THE INTERNET has exploded to become a daily part of our lives. For the majority of individuals, the Internet represents an incredible information tool and unquestionable opportunity for social connectedness, self-education, economic betterment, and freedom from shyness and paralyzing inhibitions. For them, the Internet enhances their well-being and quality of life. For others, however, it can lead to a state that appears to meet the DSM definition of a mental disorder described as a clinically significant behavioral or psychological syndrome associated with present distress or with a significantly increased risk of suffering death, pain, disability, or an important loss of freedom (American Psychiatric Association, 2000).

Dr. Kimberly Young, co-editor of this volume, was the first to bring clinical attention to this issue when she published a 1996 case report of problematic Internet use (Young, 1996). Her patient was a non--technologically oriented 43-year-old homemaker with a content home life and no prior addiction or psychiatric history, who within three months of discovering chat rooms was spending up to 60 hours per week online. The patient reported feeling excited in front of the computer and dysphoric and irritable when she would log off. She described having an addiction to the medium like one would to alcohol.

Since that report, a sizable and informative body of data originating in the East and West has accumulated over the past decade. Taken as a whole, the data tell a cautionary tale of the Internet's real potential to cause psychological harm. Research studies have documented a variety of subtypes of Internet-related problems such as online sexual compulsivity, Internet gambling, MySpace addiction, and video game addiction, which the American Medical Association estimates five million children suffer from and once considered calling gaming overuse an addiction in its revised diagnostic manual.
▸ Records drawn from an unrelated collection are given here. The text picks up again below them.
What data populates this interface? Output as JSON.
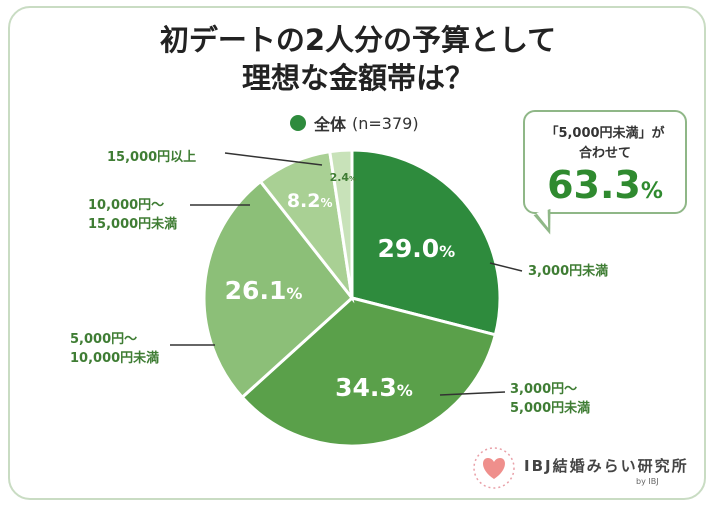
{
  "title": {
    "line1": "初デートの2人分の予算として",
    "line2": "理想な金額帯は？"
  },
  "legend": {
    "label": "全体",
    "sublabel": "(n=379)",
    "color": "#2e8b3d"
  },
  "callout": {
    "line1": "「5,000円未満」が",
    "line2": "合わせて",
    "value": "63.3",
    "unit": "%"
  },
  "chart_data": {
    "type": "pie",
    "title": "初デートの2人分の予算として理想な金額帯は？",
    "start": "top, clockwise",
    "slices": [
      {
        "label_lines": [
          "3,000円未満"
        ],
        "value": 29.0,
        "value_text": "29.0",
        "color": "#2e8b3d",
        "label_color": "#ffffff"
      },
      {
        "label_lines": [
          "3,000円～",
          "5,000円未満"
        ],
        "value": 34.3,
        "value_text": "34.3",
        "color": "#5aa04a",
        "label_color": "#ffffff"
      },
      {
        "label_lines": [
          "5,000円～",
          "10,000円未満"
        ],
        "value": 26.1,
        "value_text": "26.1",
        "color": "#8cbf78",
        "label_color": "#ffffff"
      },
      {
        "label_lines": [
          "10,000円～",
          "15,000円未満"
        ],
        "value": 8.2,
        "value_text": "8.2",
        "color": "#a9d094",
        "label_color": "#ffffff"
      },
      {
        "label_lines": [
          "15,000円以上"
        ],
        "value": 2.4,
        "value_text": "2.4",
        "color": "#c8e2b9",
        "label_color": "#3f7d34"
      }
    ],
    "unit": "%"
  },
  "brand": {
    "name": "IBJ結婚みらい研究所",
    "by": "by IBJ"
  }
}
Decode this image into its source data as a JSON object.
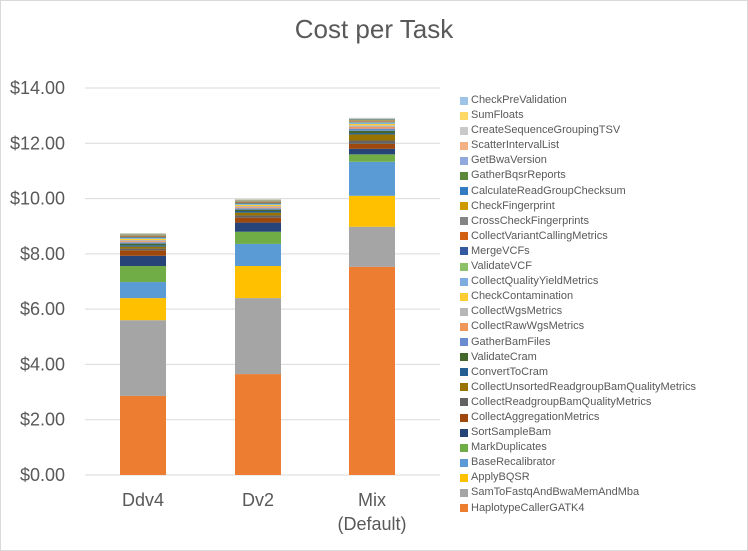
{
  "chart_data": {
    "type": "bar",
    "stacked": true,
    "title": "Cost per Task",
    "xlabel": "",
    "ylabel": "",
    "ylim": [
      0,
      14
    ],
    "yticks": [
      "$0.00",
      "$2.00",
      "$4.00",
      "$6.00",
      "$8.00",
      "$10.00",
      "$12.00",
      "$14.00"
    ],
    "ytick_values": [
      0,
      2,
      4,
      6,
      8,
      10,
      12,
      14
    ],
    "grid": true,
    "legend_position": "right",
    "categories": [
      [
        "Ddv4"
      ],
      [
        "Dv2"
      ],
      [
        "Mix",
        "(Default)"
      ]
    ],
    "series": [
      {
        "name": "HaplotypeCallerGATK4",
        "color": "#ed7d31",
        "values": [
          2.86,
          3.65,
          7.53
        ]
      },
      {
        "name": "SamToFastqAndBwaMemAndMba",
        "color": "#a5a5a5",
        "values": [
          2.74,
          2.75,
          1.45
        ]
      },
      {
        "name": "ApplyBQSR",
        "color": "#ffc000",
        "values": [
          0.8,
          1.16,
          1.12
        ]
      },
      {
        "name": "BaseRecalibrator",
        "color": "#5b9bd5",
        "values": [
          0.58,
          0.8,
          1.23
        ]
      },
      {
        "name": "MarkDuplicates",
        "color": "#70ad47",
        "values": [
          0.58,
          0.44,
          0.27
        ]
      },
      {
        "name": "SortSampleBam",
        "color": "#264478",
        "values": [
          0.37,
          0.33,
          0.2
        ]
      },
      {
        "name": "CollectAggregationMetrics",
        "color": "#9e480e",
        "values": [
          0.2,
          0.18,
          0.18
        ]
      },
      {
        "name": "CollectReadgroupBamQualityMetrics",
        "color": "#636363",
        "values": [
          0.06,
          0.08,
          0.12
        ]
      },
      {
        "name": "CollectUnsortedReadgroupBamQualityMetrics",
        "color": "#997300",
        "values": [
          0.07,
          0.1,
          0.22
        ]
      },
      {
        "name": "ConvertToCram",
        "color": "#255e91",
        "values": [
          0.05,
          0.06,
          0.05
        ]
      },
      {
        "name": "ValidateCram",
        "color": "#43682b",
        "values": [
          0.06,
          0.05,
          0.08
        ]
      },
      {
        "name": "GatherBamFiles",
        "color": "#698ed0",
        "values": [
          0.05,
          0.05,
          0.08
        ]
      },
      {
        "name": "CollectRawWgsMetrics",
        "color": "#f1975a",
        "values": [
          0.04,
          0.04,
          0.06
        ]
      },
      {
        "name": "CollectWgsMetrics",
        "color": "#b7b7b7",
        "values": [
          0.04,
          0.04,
          0.06
        ]
      },
      {
        "name": "CheckContamination",
        "color": "#ffcd33",
        "values": [
          0.04,
          0.04,
          0.05
        ]
      },
      {
        "name": "CollectQualityYieldMetrics",
        "color": "#7cafdd",
        "values": [
          0.03,
          0.03,
          0.04
        ]
      },
      {
        "name": "ValidateVCF",
        "color": "#8cc168",
        "values": [
          0.02,
          0.02,
          0.02
        ]
      },
      {
        "name": "MergeVCFs",
        "color": "#335aa1",
        "values": [
          0.02,
          0.02,
          0.02
        ]
      },
      {
        "name": "CollectVariantCallingMetrics",
        "color": "#d26012",
        "values": [
          0.02,
          0.02,
          0.02
        ]
      },
      {
        "name": "CrossCheckFingerprints",
        "color": "#848484",
        "values": [
          0.02,
          0.02,
          0.02
        ]
      },
      {
        "name": "CheckFingerprint",
        "color": "#cc9a00",
        "values": [
          0.02,
          0.02,
          0.02
        ]
      },
      {
        "name": "CalculateReadGroupChecksum",
        "color": "#327dc2",
        "values": [
          0.02,
          0.02,
          0.02
        ]
      },
      {
        "name": "GatherBqsrReports",
        "color": "#5a8a39",
        "values": [
          0.01,
          0.01,
          0.01
        ]
      },
      {
        "name": "GetBwaVersion",
        "color": "#8fa9dc",
        "values": [
          0.01,
          0.01,
          0.01
        ]
      },
      {
        "name": "ScatterIntervalList",
        "color": "#f4b183",
        "values": [
          0.01,
          0.01,
          0.01
        ]
      },
      {
        "name": "CreateSequenceGroupingTSV",
        "color": "#c9c9c9",
        "values": [
          0.01,
          0.01,
          0.01
        ]
      },
      {
        "name": "SumFloats",
        "color": "#ffd966",
        "values": [
          0.01,
          0.01,
          0.01
        ]
      },
      {
        "name": "CheckPreValidation",
        "color": "#9dc3e6",
        "values": [
          0.01,
          0.01,
          0.01
        ]
      }
    ]
  }
}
The problem of Internet addiction is still relatively new, and while research has documented what has become a growing health care problem, no current books pull this body of literature together. Internet Addiction: A Handbook and Guide to Evaluation and Treatment offers the first empirically based book to address this emergent field. This book summarizes the research conducted to date and proposes clinical, societal, and public health interventions that target the general population as well as adolescentsa group deemed at higher risk for developing the problems discussed. This book will enable practitioners to learn about the contemporary and current clinical implications, assessment methods, and treatment approaches in screening and working with clients who suffer from this new addictive disorder.
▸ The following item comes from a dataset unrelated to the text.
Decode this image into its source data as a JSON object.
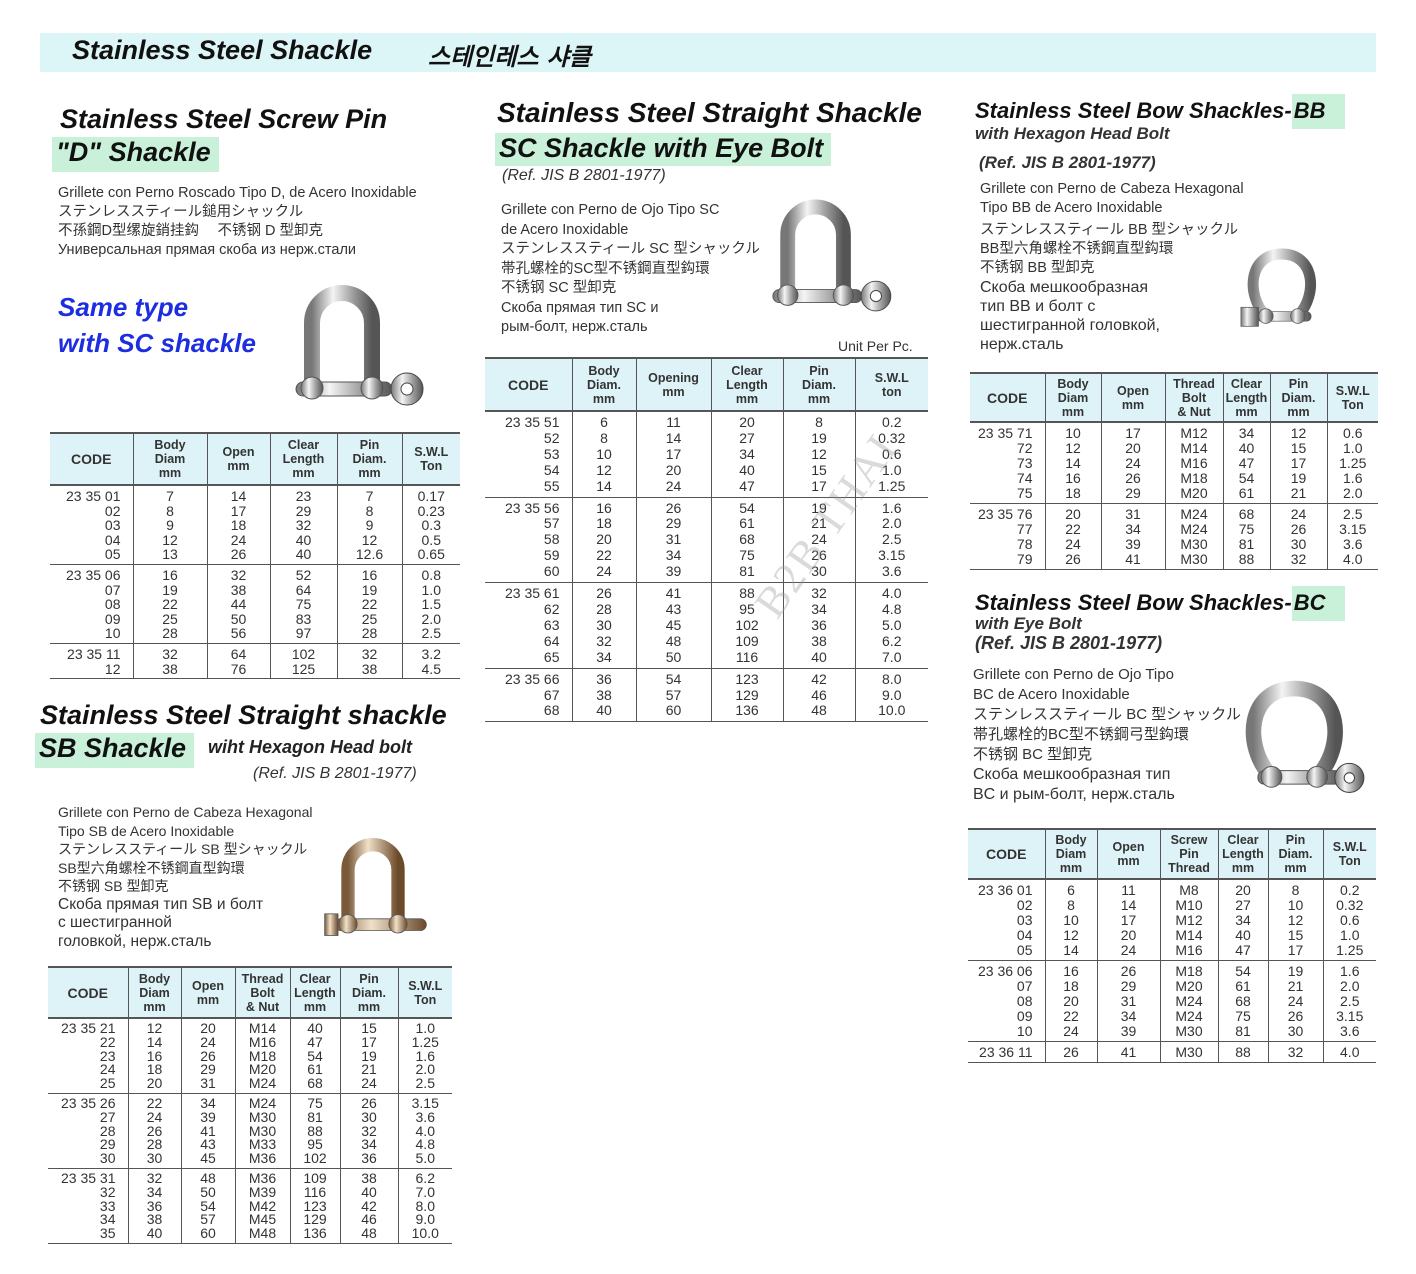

For a medium that has so radically and irreversibly changed the way we conduct our lives, the Internet's effects on our psychological health remain understudied, talked about more by sensationalism-driven reporters than practicing clinicians or expert researchers. And even as our understanding of basic Internet psychology lags, symptoms are changing as the technology evolvesfrom traditional browsers to smart phones that combine Internet capability with talking, texting, and video games. Simply stating that similar fears have been raised with every new technology misses the point: The immersive and interactive qualities of the virtual medium, combined with its sheer penetration into every aspect of life, make it different from all media forms that preceded it, and more prone to overuse or misuse. As our dependency on technology grows, this book adds to the clinical legitimacy and raises public and professional awareness of the problem that will enable future research in this evolving field to be conducted. This field is rapidly developing with new areas of scientific exploration, which is why research-driven books that educate us about the problems inherent in the virtual world are such a necessity.